Aurora Reinhard (*1975 in Helsinki, lebt in Helsinki) beschäftigt sich in ihrem Video mit der Unverhältnismässigkeit stereotyper Geschlechterwahrnehmung und relativiert diese anhand ihres Videoporträts dreier ‹boygirls›: Drei junge, finnische Frauen, die anhand ihres androgynem Aussehens schwerlich in eine Geschlechterkategorie zugeordnet werden können. Die Protagonistinnen erzählen von ihren eigenen und den ihnen entgegenschlagenden gesellschaftlichen Verunsicherung im alltäglichen Umfeld. Jede der drei ‹boygirls› findet eine eigene Möglichkeit der sexuellen und gesellschaftlichen Selbstverortung. Deutlich wird aber auch, wie sehr diese Identitätsbilder aus dem gesellschaftlichen Rollendualismus ‹Mann/Frau› herausfallen: Während eine der Protagonistinnen das Problem, in ihrem Frau-Sein äusserlich nicht erkannt zu werden, zu erkennen gibt, vermittelt die andere das Abwägen der Vor- und Nachteile der jeweiligen Geschlechterkategorie um daraus ihre persönlichen Vorteile zu ziehen. Die dritte Frau bezieht wiederum eine klarere Position in Richtung einer potentiellen Geschlechtsumwandlung.

Tamura Maki G 2006 2
Maki Tamura, From a Distant Land, 2001/2006, Ausstellungsansicht Kunsthaus Baselland 2006, Foto: Serge Hasenböhler

Die in den USA lebende Japanerin Maki Tamura (*1973, lebt in Seattle) verbindet in ihren Zeichnungen und japanischen Rollbildern zeitgenössische Elemente mit traditionellen europäischen und japanischen Drucktechniken, südostasiatischer Malerei und Kinderbuchillustrationen des 19. und 20. Jahrhunderts. Damit trägt sie der Tatsache Rechnung, in Japan geboren und in Jakarta aufgewachsen zu sein, um heute in Seattle zu leben. Tamura hat die meiste Zeit ihres Lebens fern der Heimat verbracht und verbindet die unterschiedlichen Eindrücke zu einem Ganzen. Die Installation im Kunsthaus Baselland besteht sowohl aus traditionell japanisch anmutenden Lampions wie auch aus der Videoarbeit From a Distant Land (2001), in der eine nicht klar einzuordnende Frauengestalt sich langsam von ihrer Situation emanzipiert: Tamura hat in Jakarta Fragmente einer historischen Aschenputtel-Geschichte entdeckt. Im Gegensatz zum westlichen Märchen emanzipiert sich die Schwiegermutter in dieser Version und verlässt das Haus, um in der Ferne ein neues Glück zu finden. Sie ist aktiv und entscheidet sich für ein neues Leben, während die Aschenputtel-Figur passiv auf das Geschehen reagiert. Stereotypen wie auch klassische Rollenbilder werden hier aufgelöst, um sie in Frage zu stellen wie auch um das eigene Handlungspotential kritisch zu reflektieren. Damit werden sie in Frage gestellt und geben Anstoss das eigene Handlungspotential kritisch zu reflektieren.

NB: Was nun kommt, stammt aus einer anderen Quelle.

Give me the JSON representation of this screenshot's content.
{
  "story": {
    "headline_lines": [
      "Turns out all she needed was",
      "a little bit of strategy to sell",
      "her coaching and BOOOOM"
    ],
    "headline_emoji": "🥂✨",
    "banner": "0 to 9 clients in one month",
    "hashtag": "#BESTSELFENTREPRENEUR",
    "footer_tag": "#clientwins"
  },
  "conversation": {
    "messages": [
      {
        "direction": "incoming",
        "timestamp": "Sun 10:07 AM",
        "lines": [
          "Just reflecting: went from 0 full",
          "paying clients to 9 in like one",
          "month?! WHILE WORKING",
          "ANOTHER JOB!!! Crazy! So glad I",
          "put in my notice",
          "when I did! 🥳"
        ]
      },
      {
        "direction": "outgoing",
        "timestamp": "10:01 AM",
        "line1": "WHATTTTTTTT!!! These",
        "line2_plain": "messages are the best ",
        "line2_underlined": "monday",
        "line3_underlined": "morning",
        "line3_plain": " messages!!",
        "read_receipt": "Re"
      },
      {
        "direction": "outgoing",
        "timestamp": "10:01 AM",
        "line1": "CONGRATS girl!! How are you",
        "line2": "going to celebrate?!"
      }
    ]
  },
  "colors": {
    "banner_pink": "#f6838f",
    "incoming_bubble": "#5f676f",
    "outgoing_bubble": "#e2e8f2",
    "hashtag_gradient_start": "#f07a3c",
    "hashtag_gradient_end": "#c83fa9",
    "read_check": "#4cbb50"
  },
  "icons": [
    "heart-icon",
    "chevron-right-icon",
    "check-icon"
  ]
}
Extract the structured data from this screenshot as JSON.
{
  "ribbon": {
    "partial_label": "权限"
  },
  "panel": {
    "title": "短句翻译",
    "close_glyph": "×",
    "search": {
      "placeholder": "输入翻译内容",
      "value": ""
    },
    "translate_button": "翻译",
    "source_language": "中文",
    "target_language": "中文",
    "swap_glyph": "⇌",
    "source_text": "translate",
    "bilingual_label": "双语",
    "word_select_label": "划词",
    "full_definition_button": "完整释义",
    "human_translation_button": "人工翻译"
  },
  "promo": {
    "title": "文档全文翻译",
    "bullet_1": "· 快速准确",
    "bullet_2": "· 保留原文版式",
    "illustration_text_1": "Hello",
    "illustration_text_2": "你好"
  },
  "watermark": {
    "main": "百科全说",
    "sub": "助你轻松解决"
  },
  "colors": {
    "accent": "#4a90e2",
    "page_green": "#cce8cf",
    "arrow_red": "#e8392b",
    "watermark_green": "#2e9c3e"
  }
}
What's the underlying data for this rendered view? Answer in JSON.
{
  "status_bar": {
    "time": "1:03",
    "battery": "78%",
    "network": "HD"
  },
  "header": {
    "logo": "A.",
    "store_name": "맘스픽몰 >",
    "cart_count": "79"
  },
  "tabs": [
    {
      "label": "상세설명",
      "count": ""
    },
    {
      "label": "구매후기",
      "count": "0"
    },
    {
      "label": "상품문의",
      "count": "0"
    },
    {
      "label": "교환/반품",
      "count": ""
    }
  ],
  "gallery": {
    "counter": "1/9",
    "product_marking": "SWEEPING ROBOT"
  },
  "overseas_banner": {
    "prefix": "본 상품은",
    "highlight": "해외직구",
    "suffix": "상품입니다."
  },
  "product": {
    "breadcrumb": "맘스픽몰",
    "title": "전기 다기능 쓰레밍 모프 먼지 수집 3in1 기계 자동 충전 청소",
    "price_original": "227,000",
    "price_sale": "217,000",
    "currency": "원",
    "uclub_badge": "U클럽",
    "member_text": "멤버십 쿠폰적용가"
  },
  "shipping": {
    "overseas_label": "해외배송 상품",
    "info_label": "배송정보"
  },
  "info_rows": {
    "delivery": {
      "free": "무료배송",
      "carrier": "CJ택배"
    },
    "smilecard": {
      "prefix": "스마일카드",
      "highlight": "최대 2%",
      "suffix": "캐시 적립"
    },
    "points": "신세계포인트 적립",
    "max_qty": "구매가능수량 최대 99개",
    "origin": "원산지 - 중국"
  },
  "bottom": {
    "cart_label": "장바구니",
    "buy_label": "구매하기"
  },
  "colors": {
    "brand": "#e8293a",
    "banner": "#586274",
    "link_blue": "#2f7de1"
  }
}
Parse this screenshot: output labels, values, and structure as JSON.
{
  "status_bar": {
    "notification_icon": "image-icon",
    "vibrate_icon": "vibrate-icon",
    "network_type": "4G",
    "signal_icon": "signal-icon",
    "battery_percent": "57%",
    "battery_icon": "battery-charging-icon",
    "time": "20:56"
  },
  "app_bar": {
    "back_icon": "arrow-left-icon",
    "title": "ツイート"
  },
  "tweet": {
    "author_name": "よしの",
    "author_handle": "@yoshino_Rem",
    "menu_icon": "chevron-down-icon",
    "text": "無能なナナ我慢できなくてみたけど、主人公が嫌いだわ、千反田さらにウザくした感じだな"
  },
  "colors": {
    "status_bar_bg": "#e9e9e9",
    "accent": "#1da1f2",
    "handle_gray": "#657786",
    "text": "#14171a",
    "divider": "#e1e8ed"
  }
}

Williams Pernille Kapper G 2006 1
Pernille Kapper Williams, Longings for beauty, 2006, Ausstellungsansicht Kunsthaus Baselland 2006, Foto: Serge Hasenböhler

Pernille Kapper Williams (*geboren 1973 in Odense, lebt in Frankfurt am Main) beschäftigt sich in dem in der Ausstellung vertretenen Werkkomplex mit den Pionierinnen der Schönheitsindustrie: Helena Rubinstein, Estée Lauder und Elizabeth Arden. Die Beurteilung der Frauen im Kontext der Ausstellung ist ambivalent. Alle drei begannen in den 1930er-Jahren ihre Visionen zu verwirklichen und wurden Unternehmerinnen, die ehrgeizig große erfolgreiche Konzerne aufgebaut und ihre Namen mit globalen Marken synonym gesetzt haben. Damit sind sie durchaus Vorbilder einer Generation der eigenständig und erfolgreich agierenden (Geschäfts-)Frauen. Die Kosmetikbranche mit ihren Versprechungen von Glamour und Eleganz basiert zwar auf der Suggestion, Schönheit sei für jeden erreichbar, wenn man nur die richtigen Produkte verwendet. Andererseits reproduzierten Lauder, Arden und Rubinstein damit ein Frauenbild, das Schönheit als wesentliches Kriterium annimmt. Pernille Kapper Williams setzt in einer konzeptuellen Herangehensweise Materialien und Dokumente gegeneinander, um ein referentielles Netz aufzubauen. Hier bilden die Biografien der drei über ihre Konzerne konkurrierenden Frauen den Kern, welcher ihren sozialen Aufstieg, wirtschaftlichen Erfolg und den Mythos ihrer Kosmetiklinien beschreibt und vergleicht. Bei der Recherche fand sich jedoch auch ein FBI-Dokument, das Elizabeth Arden unterstellt, in den 1940er-Jahren Nazi-Aktivitäten in ihren Filialen zu decken und zu unterstützen.

Ziegler Ella G 2006 1
Ella Ziegler, Danksagung, 2006, Foto: Kunsthaus Baselland

Mit der Arbeit Danksagung (2006) zieht Ella Ziegler (*1970 in Ilshofen, lebt in Pretoria) Bilanz über ihr Schaffen in den Jahren von 1999—2006. Im Bewusstsein als Künstlerin keine ihrer künstlerischen Arbeiten wirklich autonom, d.h. ohne Hilfe von aussen, gefertigt zu haben, erstellte sie eine Liste all derer, die sie in jenen Jahren begleitet hatten. Die «schöne, sehr lange Danksagung» (Ziegler) beginnt mit den Damen, um sie dann mit den männlichen Helfern ins Unendliche fortzusetzen. Diese fast banale Vorgehensweise, die auch bei Ausstellungseröffnungen zum unabdingbaren Teil des Rituals gehört, bekommt plötzlich Brisanz und deckt in subtiler Art und Weise auf, wie sehr der männliche Teil der Bevölkerung die gesellschaftliche und administrative Matrix beherrscht. Ziegler geht dabei akribisch vor und dankt für jede noch so kleine und periphere Tätigkeit. Ebenso dankt sie für jene Handlungen, die gescheitert sind und nicht bewilligt wurden, ist dies doch nicht selten der Anfang oder Anlass ihrer Arbeit. Die konzeptuell arbeitende Künstlerin interveniert in das alltägliche Leben und deckt durch eingehende Beobachtung ein spezielles Abbild ihres Umfelds auf. Selbst schockiert über das geschlechtliche Ungleichgewicht bei der Entstehung ihrer eigenen Arbeit, realisiert die Künstlerin ein Plakat in rot und blau, welches simpler nicht sein könnte, aber auch nicht ausdrücklicher.